Monday, March 18, 2013

The History of Crime Mapping and Its Use by American Police Departments


     In an article published in 2006 in the Alaska Justice Forum, Sharon Chamard discusses the history of crime mapping, the advantages and disadvantages of computerized crime mapping, and the decreasing number of police departments that are conducting crime mapping analysis.

     Crime mapping can trace its origins back to 1829 France, when Adriano Balbi and Andre Michel Guerry created maps that showed the relationship between education levels and violent crimes. By the mid-19th century that practice had made its way over to England and Wales, where the techniques was applied to other types of crimes. In the early 1900s, the University of Chicago started using the technique for various studies. The maps that were produced could be 70 feet in length and take many hours in meticulous work to color in areas or put thousands of dots representing points of interest. Crime mapping was not widely adopted until the late 1980s, when desktop computers became widely available to police departments.
     While computers have made the use of crime mapping easier and more widely adopted, there are still issues with it. Chamard cites the learning curve of mapping software, specifically ArcView and MapInfo as an issue, especially in departments that have a relatively low number of personnel. There are also issues of integrating crime mapping into the normal department routine. A third issue is that the majority of departments using the technology for crime mapping end up using the software to create pin maps and hot spot maps, both of which are at the low end of analysis. Analysis above these levels requires some knowledge of cartography and GIS, which the majority of police departments lack.
     The last issue Chamard examines is why a large number of departments stop using this technique. A study  by Chamard from 1997 to 1999 found that of 615 departments that reported using crime mapping, 242 had stopped using it by 1999. The study found that department size was the best predictor of discontinuance. Departments with less than 250 sworn officers were much more likely to discontinue crime mapping than departments with more than 250. Issues with crime mapping that were specifically stated ranged from software issues, issues obtaining current maps, and a lack of benefit using the technique.

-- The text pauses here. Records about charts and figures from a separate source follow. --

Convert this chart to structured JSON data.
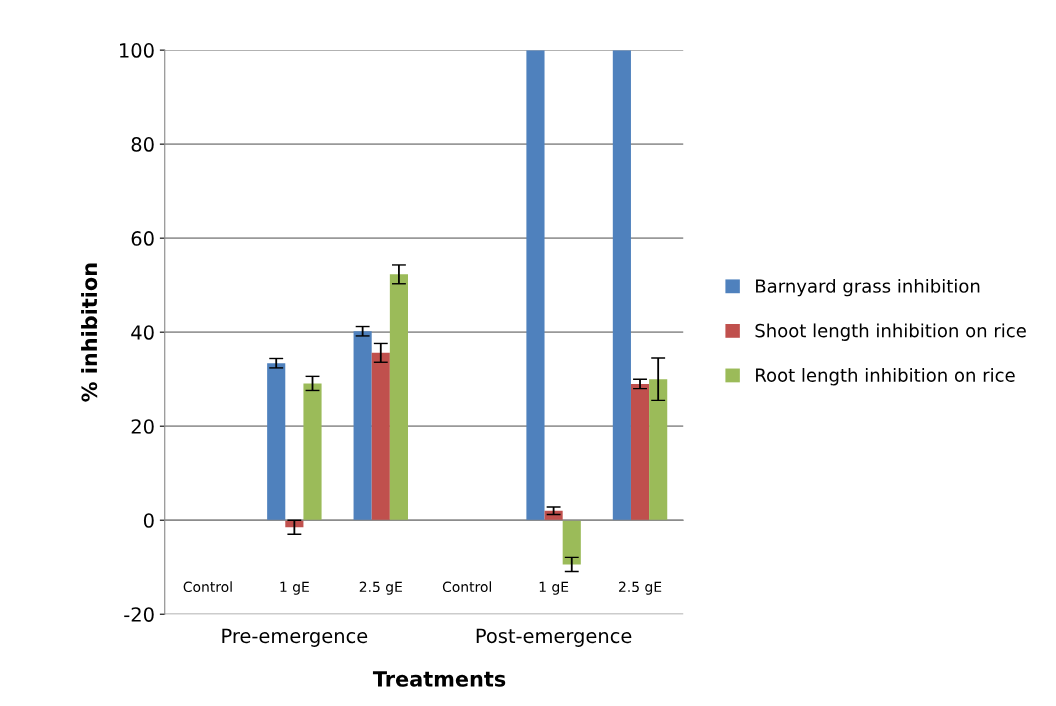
{
  "chart_data": {
    "type": "bar",
    "xlabel": "Treatments",
    "ylabel": "% inhibition",
    "categories": [
      "Control",
      "1 gE",
      "2.5 gE",
      "Control",
      "1 gE",
      "2.5 gE"
    ],
    "series": [
      {
        "name": "Barnyard grass inhibition",
        "color": "#4f81bd",
        "values": [
          0,
          33.4,
          40.2,
          0,
          100,
          100
        ],
        "errors": [
          null,
          1,
          1,
          null,
          null,
          null
        ]
      },
      {
        "name": "Shoot length inhibition on rice",
        "color": "#c0504d",
        "values": [
          0,
          -1.5,
          35.6,
          0,
          2,
          29
        ],
        "errors": [
          null,
          1.5,
          2,
          null,
          0.8,
          1
        ]
      },
      {
        "name": "Root length inhibition on rice",
        "color": "#9bbb59",
        "values": [
          0,
          29.1,
          52.3,
          0,
          -9.4,
          30
        ],
        "errors": [
          null,
          1.5,
          2,
          null,
          1.5,
          4.5
        ]
      }
    ],
    "annotations": [
      "Pre-emergence",
      "Post-emergence"
    ],
    "ylim": [
      -20,
      100
    ],
    "yticks": [
      -20,
      0,
      20,
      40,
      60,
      80,
      100
    ],
    "grid": "y",
    "legend": "right"
  }
}
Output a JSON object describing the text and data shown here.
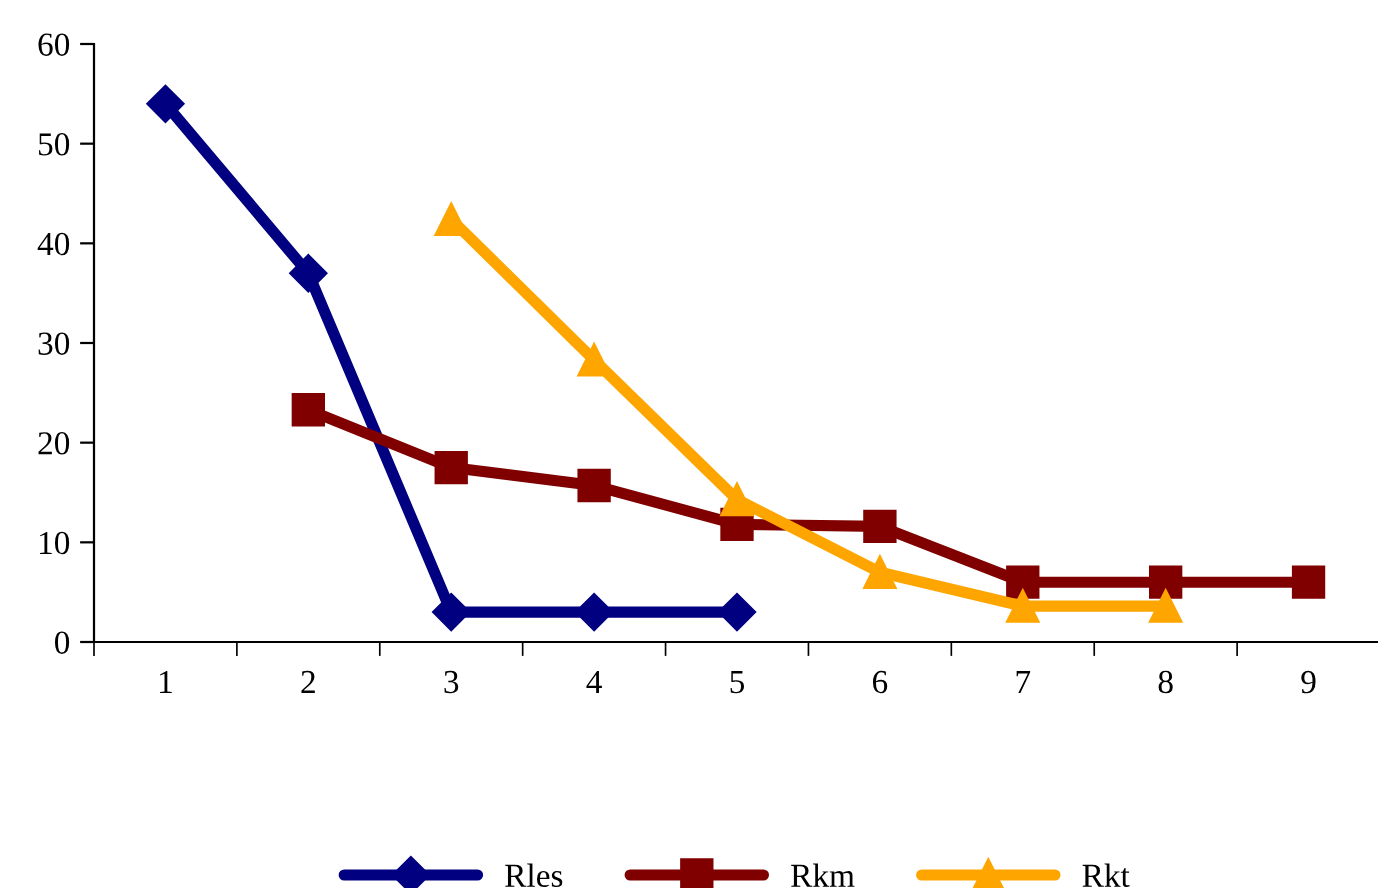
{
  "chart_data": {
    "type": "line",
    "categories": [
      "1",
      "2",
      "3",
      "4",
      "5",
      "6",
      "7",
      "8",
      "9"
    ],
    "series": [
      {
        "name": "Rles",
        "color": "#000080",
        "marker": "diamond",
        "values": [
          54,
          37,
          3,
          3,
          3,
          null,
          null,
          null,
          null
        ]
      },
      {
        "name": "Rkm",
        "color": "#800000",
        "marker": "square",
        "values": [
          null,
          23.3,
          17.5,
          15.7,
          11.8,
          11.6,
          6,
          6,
          6
        ]
      },
      {
        "name": "Rkt",
        "color": "#ffa500",
        "marker": "triangle",
        "values": [
          null,
          null,
          42.4,
          28.3,
          14.3,
          7,
          3.6,
          3.6,
          null
        ]
      }
    ],
    "ylim": [
      0,
      60
    ],
    "yticks": [
      0,
      10,
      20,
      30,
      40,
      50,
      60
    ],
    "grid": false,
    "legend": "bottom",
    "line_style": "solid"
  }
}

     The most noticeable issue with Charmden's paper is that it does not go into detail on the utility of the technique. She cites issues that departments have had in implementing crime mapping with computers, which is almost a moot point considering the alternative of utilizing the technique without computers. She also discusses interesting studies showing that a large number of departments that have used crime mapping in the past have stopped. She lists various reasons why this is happening, but she never once goes into the effectiveness of the technique. Granted that this paper is not aimed at explaining the merits of crime mapping, but it would have been helpful, especially since she hints at its use if properly used.    
     Charmden's studies of why departments have stopped utilizing the technique present two problems with crime mapping. The first is that the benefits of the technique do not seem to be fully known. This can be attributed to the learning curve of the software and the technical expertise that most departments lack. Departments with more personnel have larger budgets, meaning of they do not directly hire someone with the expertise to use the software, they can at least afford to send interested personnel to classes, giving them the technical expertise. This would also allow deeper analysis past the pin maps and hot spot maps that are commonly created. By effectively utilizing deeper analysis, the ability for crime maps to eliminate uncertainty would increase, demonstrating their usefulness.
     The second issue with crime mapping is that it might not be applicable to all departments. While the technique can be applied to cities, the same might not be said for suburban and rural areas. These areas are normally larger, with more spread out crime. These departments are also typically smaller than city departments, meaning that their resources are more limited. With more limited resources and a less centralized area, crime mapping might not be as useful or needed as with urban departments.

Charmden, S. (2006). The History of Crime Mapping and Its Use by American Police Departments. Alaska Justice Forum, 23(4), 4-8, Retrieved from                       

1 comment:

  1. Ethan, I agree with your critique. A majority of the articles I came across discussed the history of policing and the changing approach. This was relevant to the implementation of computerized crime mapping, but it did not seem to link directly to the intelligence community. There also seemed to be a limited number of articles discussing how to actually apply this method. I feel that it could be useful to identify interests to the intelligence community, such as "hot spots" not necessarily related to crime.